Age-related neurodegenerative diseases impact over 60 million people worldwide with the number steadily increasing each year as the global population ages. Despite years of research and many clinical trials, no therapeutic has proven efficacious at addressing disease progression. The vast heterogeneity of these diseases makes uncovering etiology challenging. Specific genetic and environmental factors, however, have been identified as risk factors. For example, repetitive brain injury strongly correlates with the neurodegenerative disease Chronic Traumatic Encephalopathy. Because rising evidence has linked innate and adaptive immunity to neurodegenerative diseases, in this thesis, I set out to map the immune responses of a primary tauopathy and repeat head injury.

 Using high parameter flow cytometry and RNA sequencing of spinal cords from late stage P301S tauopathy mice, I found that primary tauopathy drives a microglial transition toward an antigen-presenting phenotype as well as an increase of T lymphocytes. Multiplex immunohistochemistry of these cords, in addition to brain sections from humans with Chronic Traumatic Encephalopathy and Parkinsonian-Dementia Complex of Guam, showed direct engagement of Iba-1+ microglia by clusters of CD8+ T cells. Interestingly, ablating CD8+ T cells resulted in greater phosphorylated tau deposition, accelerated disease progression, and an increase of all ‘sick’ microglia subsets including a previously unidentified microglia population, possessing neuronal and viral expression pathways.

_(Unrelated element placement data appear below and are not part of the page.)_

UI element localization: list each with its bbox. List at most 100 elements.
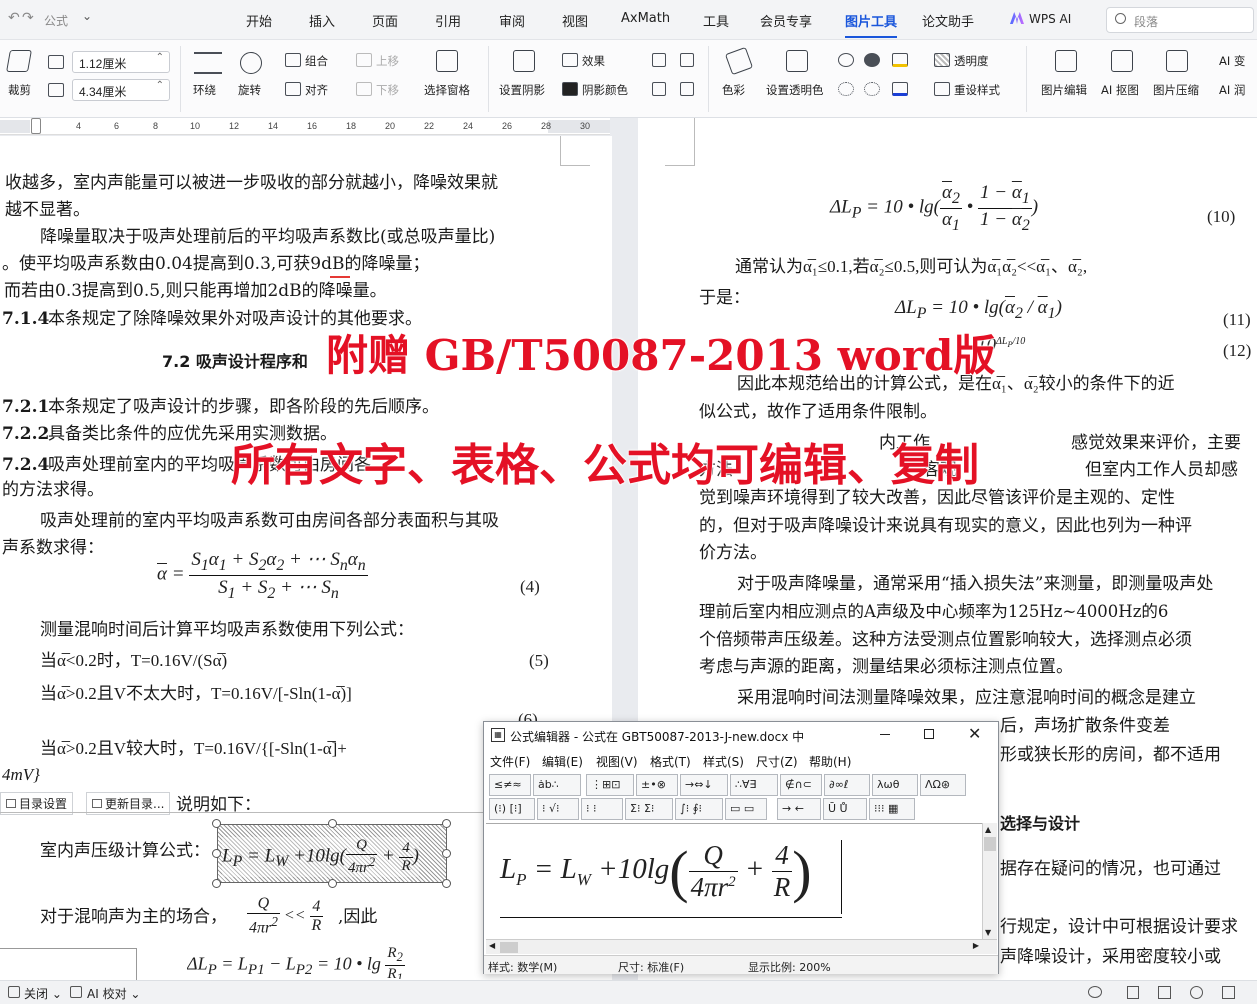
palette-greek-upper[interactable]: ΛΩ⊛ xyxy=(920,774,966,796)
menu-size[interactable]: 尺寸(Z) xyxy=(756,753,798,770)
resize-handle[interactable] xyxy=(212,879,221,888)
palette-fractions[interactable]: ⁝ √⁝ xyxy=(537,798,579,820)
menu-style[interactable]: 样式(S) xyxy=(703,753,744,770)
ai-check-button[interactable]: AI 校对 ⌄ xyxy=(87,985,140,1002)
contrast-icon[interactable] xyxy=(864,53,880,67)
palette-greek-lower[interactable]: λωθ xyxy=(872,774,918,796)
layout-icon[interactable] xyxy=(1158,986,1171,999)
reset-style-button[interactable]: 重设样式 xyxy=(954,82,1000,98)
equation-canvas[interactable]: LP = LW +10lg(Q 4πr2 + 4 R) xyxy=(486,823,982,939)
resize-handle[interactable] xyxy=(328,819,337,828)
palette-misc[interactable]: ∂∞ℓ xyxy=(824,774,870,796)
palette-fences[interactable]: (⁝) [⁝] xyxy=(489,798,535,820)
close-track-button[interactable]: 关闭 ⌄ xyxy=(24,985,62,1002)
transparency-button[interactable]: 透明度 xyxy=(954,53,989,69)
brightness-icon[interactable] xyxy=(838,53,854,67)
vertical-scrollbar[interactable]: ▲ ▼ xyxy=(982,823,997,939)
equation-avg-absorption[interactable]: α = S1α1 + S2α2 + ⋯ Snαn S1 + S2 + ⋯ Sn xyxy=(157,548,368,603)
fill-color-icon[interactable] xyxy=(892,53,908,67)
palette-matrices[interactable]: ⁝⁝⁝ ▦ xyxy=(869,798,915,820)
tab-insert[interactable]: 插入 xyxy=(309,11,335,30)
page-view-icon[interactable] xyxy=(1127,986,1139,999)
selected-equation-object[interactable]: LP = LW +10lg(Q 4πr2 + 4 R) xyxy=(217,824,447,883)
set-transparent-button[interactable]: 设置透明色 xyxy=(766,82,824,98)
selection-pane-button[interactable]: 选择窗格 xyxy=(424,82,470,98)
globe-icon[interactable] xyxy=(1190,986,1203,999)
close-icon[interactable]: ✕ xyxy=(968,724,981,743)
maximize-icon[interactable] xyxy=(924,729,934,739)
undo-icon[interactable]: ↶ xyxy=(8,10,20,26)
palette-operators[interactable]: ±•⊗ xyxy=(636,774,678,796)
resize-handle[interactable] xyxy=(442,849,451,858)
tab-member[interactable]: 会员专享 xyxy=(760,11,812,30)
height-input[interactable]: 4.34厘米 ⌃ xyxy=(72,79,170,101)
wps-ai-button[interactable]: WPS AI xyxy=(1029,12,1071,26)
palette-labeled-arrows[interactable]: → ← xyxy=(777,798,821,820)
tab-page[interactable]: 页面 xyxy=(372,11,398,30)
wrap-button[interactable]: 环绕 xyxy=(193,82,216,98)
tab-reference[interactable]: 引用 xyxy=(435,11,461,30)
shadow-up-icon[interactable] xyxy=(652,53,666,67)
crop-button[interactable]: 裁剪 xyxy=(6,50,32,98)
indent-marker[interactable] xyxy=(31,118,41,134)
palette-arrows[interactable]: →⇔↓ xyxy=(680,774,728,796)
shadow-left-icon[interactable] xyxy=(652,82,666,96)
editor-titlebar[interactable]: ▦ 公式编辑器 - 公式在 GBT50087-2013-J-new.docx 中… xyxy=(484,722,998,749)
style-box[interactable]: 公式 xyxy=(44,12,68,29)
rotate-button[interactable]: 旋转 xyxy=(238,82,261,98)
resize-handle[interactable] xyxy=(212,849,221,858)
resize-handle[interactable] xyxy=(442,879,451,888)
shadow-right-icon[interactable] xyxy=(680,82,694,96)
search-box[interactable]: 段落 xyxy=(1106,7,1254,33)
eye-icon[interactable] xyxy=(1088,986,1102,998)
palette-scripts[interactable]: ⁝ ⁝ xyxy=(581,798,623,820)
color-button[interactable]: 色彩 xyxy=(722,82,745,98)
edit-icon[interactable] xyxy=(1222,986,1235,999)
tab-tools[interactable]: 工具 xyxy=(703,11,729,30)
tab-home[interactable]: 开始 xyxy=(246,11,272,30)
effect-button[interactable]: 效果 xyxy=(582,53,605,69)
width-input[interactable]: 1.12厘米 ⌃ xyxy=(72,51,170,73)
horizontal-ruler[interactable] xyxy=(0,118,610,135)
equation-reverberant[interactable]: Q 4πr2 << 4R xyxy=(247,895,324,937)
ai-polish-button[interactable]: AI 润 xyxy=(1219,82,1245,98)
bring-forward-button[interactable]: 上移 xyxy=(376,53,399,69)
palette-relations[interactable]: ≤≠≈ xyxy=(489,774,531,796)
tab-axmath[interactable]: AxMath xyxy=(621,11,670,26)
tab-view[interactable]: 视图 xyxy=(562,11,588,30)
text-box[interactable] xyxy=(0,948,137,980)
equation-editor-window[interactable]: ▦ 公式编辑器 - 公式在 GBT50087-2013-J-new.docx 中… xyxy=(483,721,999,974)
tab-thesis[interactable]: 论文助手 xyxy=(922,11,974,30)
set-shadow-button[interactable]: 设置阴影 xyxy=(499,82,545,98)
palette-products[interactable]: Ū Ů xyxy=(823,798,867,820)
contrast-down-icon[interactable] xyxy=(864,82,880,96)
palette-logic[interactable]: ∴∀∃ xyxy=(730,774,778,796)
menu-view[interactable]: 视图(V) xyxy=(596,753,638,770)
minimize-icon[interactable] xyxy=(880,734,890,735)
palette-spaces[interactable]: ȧb∴ xyxy=(533,774,581,796)
group-button[interactable]: 组合 xyxy=(305,53,328,69)
search-input[interactable]: 段落 xyxy=(1134,13,1158,30)
ai-matting-button[interactable]: AI 抠图 xyxy=(1101,82,1139,98)
shadow-down-icon[interactable] xyxy=(680,53,694,67)
tab-review[interactable]: 审阅 xyxy=(499,11,525,30)
resize-handle[interactable] xyxy=(212,819,221,828)
palette-bars[interactable]: ▭ ▭ xyxy=(725,798,767,820)
resize-handle[interactable] xyxy=(442,819,451,828)
menu-format[interactable]: 格式(T) xyxy=(650,753,691,770)
menu-file[interactable]: 文件(F) xyxy=(490,753,530,770)
equation-delta-lp[interactable]: ΔLP = LP1 − LP2 = 10 • lg R2 R1 xyxy=(187,945,405,979)
brightness-down-icon[interactable] xyxy=(838,82,854,96)
palette-sets[interactable]: ∉∩⊂ xyxy=(780,774,822,796)
send-backward-button[interactable]: 下移 xyxy=(376,82,399,98)
chevron-down-icon[interactable]: ⌄ xyxy=(82,9,92,23)
picture-compress-button[interactable]: 图片压缩 xyxy=(1153,82,1199,98)
palette-sums[interactable]: Σ⁝ Σ⁝ xyxy=(625,798,673,820)
redo-icon[interactable]: ↷ xyxy=(22,10,34,26)
equation-10[interactable]: ΔLP = 10 • lg(α2 α1 • 1 − α1 1 − α2) xyxy=(830,182,1038,235)
menu-edit[interactable]: 编辑(E) xyxy=(542,753,583,770)
picture-edit-button[interactable]: 图片编辑 xyxy=(1041,82,1087,98)
tab-picture-tools[interactable]: 图片工具 xyxy=(845,11,898,38)
ai-transform-button[interactable]: AI 变 xyxy=(1219,53,1245,69)
palette-integrals[interactable]: ∫⁝ ∮⁝ xyxy=(675,798,723,820)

 To elucidate connections between repetitive brain injury and primary tauopathy, I studied the acute impact of a 24-hour reinjury in a murine model of mild traumatic brain injury. I discovered that reinjury induced free radical-mediated breakdown of the glia limitans superficialis, a layer of astrocytic end-feet separating the meninges and the CNS parenchyma. Following a single injury, microglia caulk damage within the glia limitans superficialis but fail to do so in the reinjury paradigm. Breach and scarring of this crucial barrier surface are linked to degenerative diseases, so rescue of it is of utmost therapeutic importance. Scavenging reactive oxygen species and inhibiting the NOX2 isoform of the NADPH oxidase complex reduced cortical cell death and preserved the glia limitans superficialis after head injury. Collectively, this work provides novel insights into shared immune phenomena across neurodegenerative diseases and head injury. It presents possible therapeutic targets for both with the hopes of reducing the incidence of injury-induced neurodegenerative diseases.